Vodafone has taken huge numbers of people offline, but this time, it wasn’t deliberate. According to a post on their forums, (Intermittently available, I guess due to load) they experienced a break in at a data centre which caused some damage and has knocked out large numbers of users – twitter and blogs are suggesting it’s mostly west of London.
I had always assumed with the Egypt troubles that you’d need to shut down a few locations to cause real damage as everything would be run at least in pairs hosted in diverse locations.
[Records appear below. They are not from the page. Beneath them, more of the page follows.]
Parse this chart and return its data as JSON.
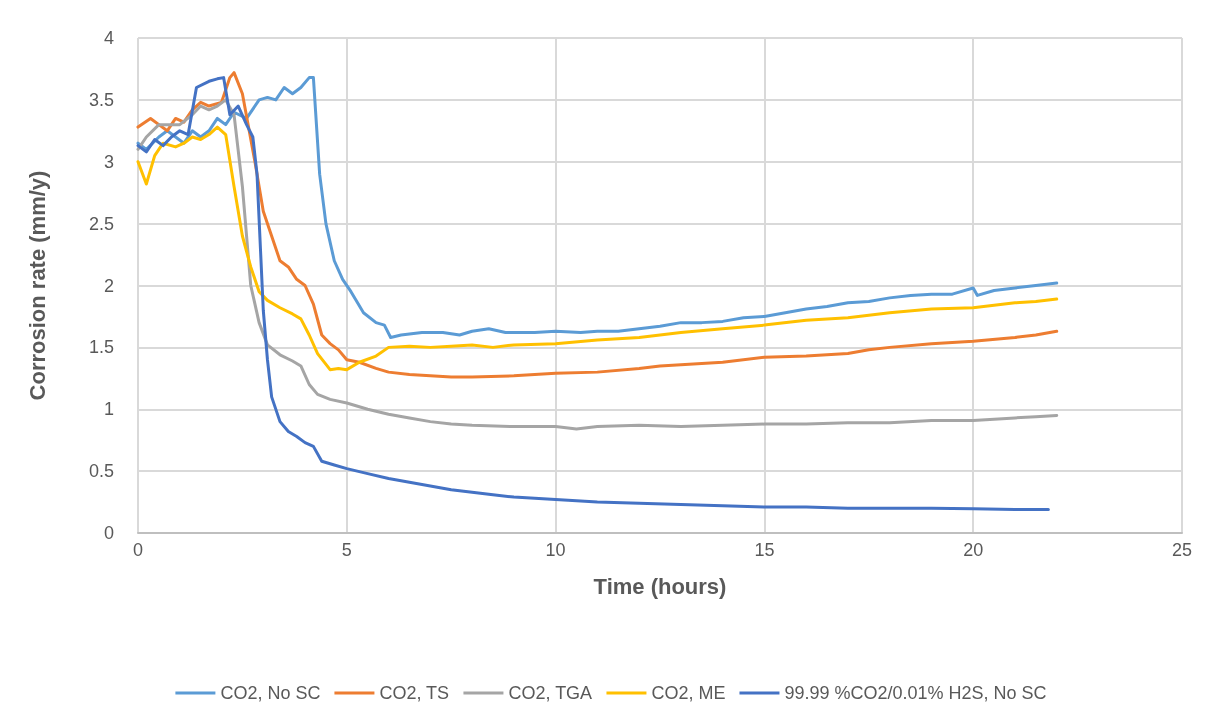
{
  "chart_data": {
    "type": "line",
    "xlabel": "Time (hours)",
    "ylabel": "Corrosion rate (mm/y)",
    "xlim": [
      0,
      25
    ],
    "xticks": [
      0,
      5,
      10,
      15,
      20,
      25
    ],
    "ylim": [
      0,
      4
    ],
    "yticks": [
      0,
      0.5,
      1,
      1.5,
      2,
      2.5,
      3,
      3.5,
      4
    ],
    "grid": true,
    "legend": "bottom",
    "marker": "none",
    "line_style": "solid",
    "series": [
      {
        "name": "CO2, No SC",
        "color": "#5b9bd5",
        "x": [
          0,
          0.2,
          0.5,
          0.7,
          0.9,
          1.1,
          1.3,
          1.5,
          1.7,
          1.9,
          2.1,
          2.3,
          2.6,
          2.9,
          3.1,
          3.3,
          3.5,
          3.7,
          3.9,
          4.1,
          4.2,
          4.35,
          4.5,
          4.7,
          4.9,
          5.1,
          5.4,
          5.7,
          5.9,
          6.05,
          6.3,
          6.8,
          7.3,
          7.7,
          8,
          8.4,
          8.8,
          9.5,
          10,
          10.6,
          11,
          11.5,
          12,
          12.5,
          13,
          13.5,
          14,
          14.5,
          15,
          15.5,
          16,
          16.5,
          17,
          17.5,
          18,
          18.5,
          19,
          19.5,
          20,
          20.1,
          20.5,
          21,
          21.5,
          22
        ],
        "values": [
          3.15,
          3.1,
          3.2,
          3.25,
          3.2,
          3.15,
          3.25,
          3.2,
          3.25,
          3.35,
          3.3,
          3.4,
          3.35,
          3.5,
          3.52,
          3.5,
          3.6,
          3.55,
          3.6,
          3.68,
          3.68,
          2.9,
          2.5,
          2.2,
          2.05,
          1.95,
          1.78,
          1.7,
          1.68,
          1.58,
          1.6,
          1.62,
          1.62,
          1.6,
          1.63,
          1.65,
          1.62,
          1.62,
          1.63,
          1.62,
          1.63,
          1.63,
          1.65,
          1.67,
          1.7,
          1.7,
          1.71,
          1.74,
          1.75,
          1.78,
          1.81,
          1.83,
          1.86,
          1.87,
          1.9,
          1.92,
          1.93,
          1.93,
          1.98,
          1.92,
          1.96,
          1.98,
          2.0,
          2.02
        ]
      },
      {
        "name": "CO2, TS",
        "color": "#ed7d31",
        "x": [
          0,
          0.3,
          0.5,
          0.7,
          0.9,
          1.1,
          1.3,
          1.5,
          1.7,
          2.0,
          2.2,
          2.3,
          2.5,
          2.8,
          3.0,
          3.2,
          3.4,
          3.6,
          3.8,
          4.0,
          4.2,
          4.4,
          4.6,
          4.8,
          5.0,
          5.3,
          5.7,
          6,
          6.5,
          7,
          7.5,
          8,
          9,
          10,
          11,
          12,
          12.5,
          13,
          13.5,
          14,
          15,
          16,
          17,
          17.5,
          18,
          19,
          20,
          21,
          21.5,
          22
        ],
        "values": [
          3.28,
          3.35,
          3.3,
          3.25,
          3.35,
          3.32,
          3.42,
          3.48,
          3.45,
          3.48,
          3.68,
          3.72,
          3.55,
          3.0,
          2.6,
          2.4,
          2.2,
          2.15,
          2.05,
          2.0,
          1.85,
          1.6,
          1.53,
          1.48,
          1.4,
          1.38,
          1.33,
          1.3,
          1.28,
          1.27,
          1.26,
          1.26,
          1.27,
          1.29,
          1.3,
          1.33,
          1.35,
          1.36,
          1.37,
          1.38,
          1.42,
          1.43,
          1.45,
          1.48,
          1.5,
          1.53,
          1.55,
          1.58,
          1.6,
          1.63
        ]
      },
      {
        "name": "CO2, TGA",
        "color": "#a5a5a5",
        "x": [
          0,
          0.2,
          0.5,
          0.8,
          1.0,
          1.3,
          1.5,
          1.7,
          1.9,
          2.1,
          2.3,
          2.5,
          2.7,
          2.9,
          3.1,
          3.4,
          3.7,
          3.9,
          4.1,
          4.3,
          4.6,
          5.0,
          5.5,
          6,
          6.5,
          7,
          7.5,
          8,
          9,
          10,
          10.5,
          11,
          12,
          13,
          14,
          15,
          16,
          17,
          18,
          19,
          20,
          21,
          21.5,
          22
        ],
        "values": [
          3.1,
          3.2,
          3.3,
          3.3,
          3.3,
          3.38,
          3.45,
          3.42,
          3.45,
          3.5,
          3.38,
          2.8,
          2.0,
          1.7,
          1.52,
          1.44,
          1.39,
          1.35,
          1.2,
          1.12,
          1.08,
          1.05,
          1.0,
          0.96,
          0.93,
          0.9,
          0.88,
          0.87,
          0.86,
          0.86,
          0.84,
          0.86,
          0.87,
          0.86,
          0.87,
          0.88,
          0.88,
          0.89,
          0.89,
          0.91,
          0.91,
          0.93,
          0.94,
          0.95
        ]
      },
      {
        "name": "CO2, ME",
        "color": "#ffc000",
        "x": [
          0,
          0.2,
          0.4,
          0.6,
          0.9,
          1.1,
          1.3,
          1.5,
          1.7,
          1.9,
          2.1,
          2.3,
          2.5,
          2.7,
          2.9,
          3.1,
          3.4,
          3.7,
          3.9,
          4.1,
          4.3,
          4.6,
          4.8,
          5.0,
          5.3,
          5.7,
          6.0,
          6.5,
          7,
          7.5,
          8,
          8.5,
          9,
          10,
          11,
          12,
          13,
          14,
          15,
          16,
          17,
          18,
          19,
          20,
          21,
          21.5,
          22
        ],
        "values": [
          3.0,
          2.82,
          3.05,
          3.15,
          3.12,
          3.15,
          3.2,
          3.18,
          3.22,
          3.28,
          3.22,
          2.8,
          2.4,
          2.15,
          1.95,
          1.88,
          1.82,
          1.77,
          1.73,
          1.6,
          1.45,
          1.32,
          1.33,
          1.32,
          1.38,
          1.43,
          1.5,
          1.51,
          1.5,
          1.51,
          1.52,
          1.5,
          1.52,
          1.53,
          1.56,
          1.58,
          1.62,
          1.65,
          1.68,
          1.72,
          1.74,
          1.78,
          1.81,
          1.82,
          1.86,
          1.87,
          1.89
        ]
      },
      {
        "name": "99.99 %CO2/0.01% H2S, No SC",
        "color": "#4472c4",
        "x": [
          0,
          0.2,
          0.4,
          0.6,
          0.8,
          1.0,
          1.2,
          1.4,
          1.7,
          1.9,
          2.05,
          2.2,
          2.4,
          2.6,
          2.75,
          2.85,
          3.0,
          3.1,
          3.2,
          3.4,
          3.6,
          3.8,
          4.0,
          4.2,
          4.4,
          4.7,
          5,
          5.5,
          6,
          6.5,
          7,
          7.5,
          8,
          8.5,
          9,
          9.5,
          10,
          11,
          12,
          13,
          14,
          15,
          16,
          17,
          18,
          19,
          20,
          21,
          21.8
        ],
        "values": [
          3.13,
          3.08,
          3.18,
          3.13,
          3.2,
          3.25,
          3.22,
          3.6,
          3.65,
          3.67,
          3.68,
          3.38,
          3.45,
          3.3,
          3.2,
          2.9,
          1.8,
          1.4,
          1.1,
          0.9,
          0.82,
          0.78,
          0.73,
          0.7,
          0.58,
          0.55,
          0.52,
          0.48,
          0.44,
          0.41,
          0.38,
          0.35,
          0.33,
          0.31,
          0.29,
          0.28,
          0.27,
          0.25,
          0.24,
          0.23,
          0.22,
          0.21,
          0.21,
          0.2,
          0.2,
          0.2,
          0.195,
          0.19,
          0.19
        ]
      }
    ]
  }
}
No matter how careful you are with technical measures, there’s a limit to how much you can protect in a single location against fire, flood or someone doing something nasty with a truck full of fertiliser.
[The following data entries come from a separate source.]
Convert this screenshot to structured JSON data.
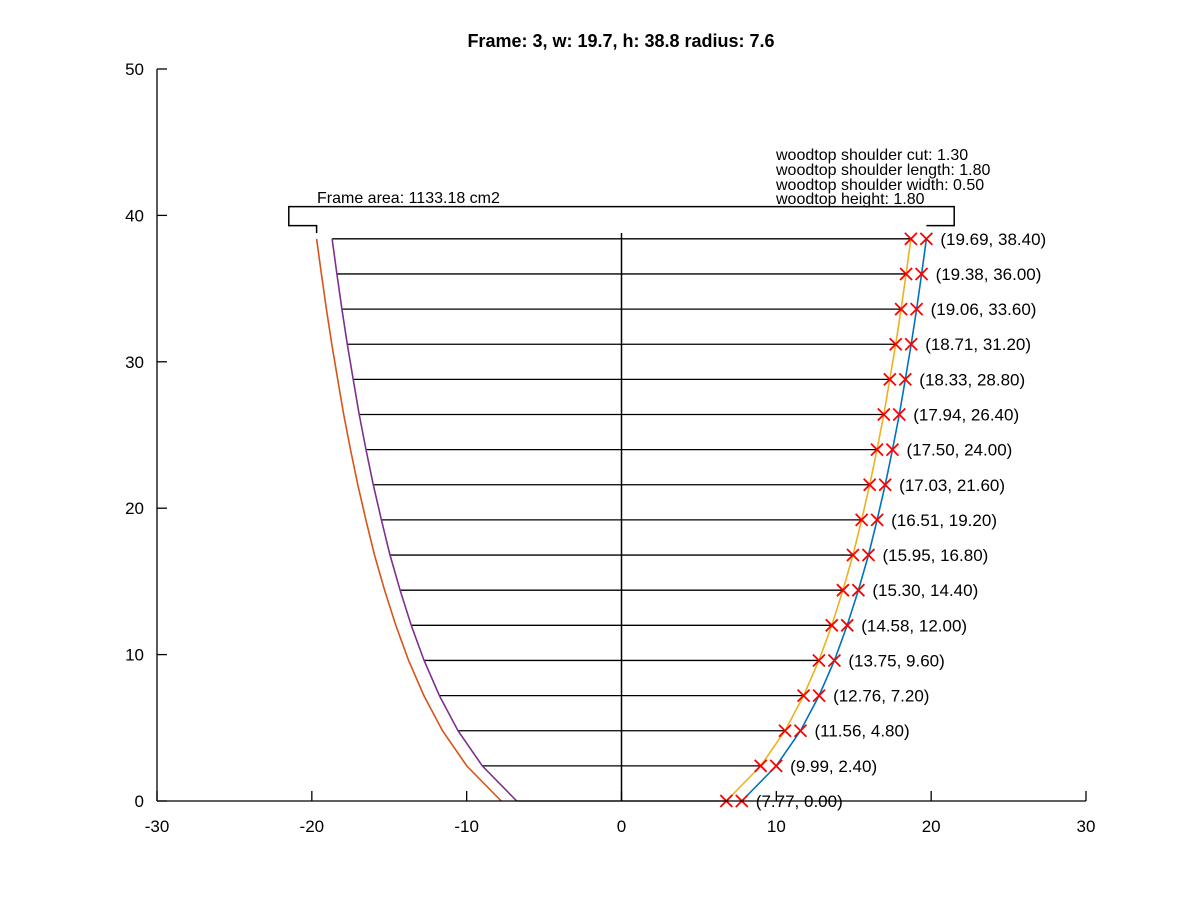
{
  "chart_data": {
    "type": "line",
    "title": "Frame: 3, w: 19.7, h: 38.8 radius: 7.6",
    "xlabel": "",
    "ylabel": "",
    "xlim": [
      -30,
      30
    ],
    "ylim": [
      0,
      50
    ],
    "xticks": [
      "-30",
      "-20",
      "-10",
      "0",
      "10",
      "20",
      "30"
    ],
    "yticks": [
      "0",
      "10",
      "20",
      "30",
      "40",
      "50"
    ],
    "grid": false,
    "box": "off",
    "annotations": {
      "frame_area": "Frame area: 1133.18 cm2",
      "woodtop_lines": [
        "woodtop shoulder cut: 1.30",
        "woodtop shoulder length: 1.80",
        "woodtop shoulder width: 0.50",
        "woodtop height: 1.80"
      ]
    },
    "colors": {
      "blue": "#0072bd",
      "orange": "#d95319",
      "yellow": "#edb120",
      "purple": "#7e2f8e",
      "marker": "#ff0000",
      "black": "#000000"
    },
    "y": [
      0.0,
      2.4,
      4.8,
      7.2,
      9.6,
      12.0,
      14.4,
      16.8,
      19.2,
      21.6,
      24.0,
      26.4,
      28.8,
      31.2,
      33.6,
      36.0,
      38.4
    ],
    "x_outer": [
      7.77,
      9.99,
      11.56,
      12.76,
      13.75,
      14.58,
      15.3,
      15.95,
      16.51,
      17.03,
      17.5,
      17.94,
      18.33,
      18.71,
      19.06,
      19.38,
      19.69
    ],
    "x_inner": [
      6.77,
      8.99,
      10.56,
      11.76,
      12.75,
      13.58,
      14.3,
      14.95,
      15.51,
      16.03,
      16.5,
      16.94,
      17.33,
      17.71,
      18.06,
      18.38,
      18.69
    ],
    "point_labels": [
      "(7.77, 0.00)",
      "(9.99, 2.40)",
      "(11.56, 4.80)",
      "(12.76, 7.20)",
      "(13.75, 9.60)",
      "(14.58, 12.00)",
      "(15.30, 14.40)",
      "(15.95, 16.80)",
      "(16.51, 19.20)",
      "(17.03, 21.60)",
      "(17.50, 24.00)",
      "(17.94, 26.40)",
      "(18.33, 28.80)",
      "(18.71, 31.20)",
      "(19.06, 33.60)",
      "(19.38, 36.00)",
      "(19.69, 38.40)"
    ],
    "center_line": {
      "x": 0,
      "y": [
        0,
        38.8
      ]
    },
    "top_frame_outline": {
      "x": [
        -19.69,
        -19.69,
        -21.49,
        -21.49,
        21.49,
        21.49,
        19.69
      ],
      "y": [
        38.8,
        39.3,
        39.3,
        40.6,
        40.6,
        39.3,
        39.3
      ]
    },
    "series": [
      {
        "color": "blue"
      },
      {
        "color": "yellow"
      },
      {
        "color": "orange"
      },
      {
        "color": "purple"
      }
    ]
  }
}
It’s perhaps ironic that at the LINX meeting last week, there was a discussion on how well an “internet kill switch” would work in the UK. It was noted the Egyptian one wasn’t 100% effective as people still managed to get out and even if you take whole exchange points in the UK offline, we’ve shown we can route round the problems quite effectively. We may be reasonably confident that it’s hard to take the Internet down, but perhaps it’s rather easier to shut down the mobile and fixed-line communication networks than I’d realised.
Situations like this can be nasty – one hopes that Vodafone has enough space capacity in their network to simply reroute traffic elsewhere, depending on what was stolen/damaged. Some of it may be quite specialist/expensive kit and replacements could take days or weeks to source from abroad. At the very least, if the data centres have redundancy within them, they can “borrow” half the equipment from another location and relocate it to the affected data centre! (Prior to 2001, we used to talk about how to ensure redundancy in the event of hypothetical aircraft hitting data centres as a “worst case” scenario. We don’t use that example any more)
Of course, as well as embarrassing technical questions there are a few embarrassing questions for security staff too. How did intruders get that far into such a critical data centre and manage to do damage before they were stopped? Were they even stopped or did they get away with their booty?
Multi-routing requires a level of equipment and pathway redundancy that is simply too “inefficient” for profitable/parasitical multi-natonals. A one day per annum outage is a lot cheaper than kit sitting around 364 days a year.
and if you think that phones and internet are bad, don’t look at the power utitlities
I know of very few medium-to-large internet service providers that don’t have some level of redundancy. (Including ourselves!) Multiple fibres between locations are a must as a minimum as a fibre fault could take you offline for days and they’re far from uncommon.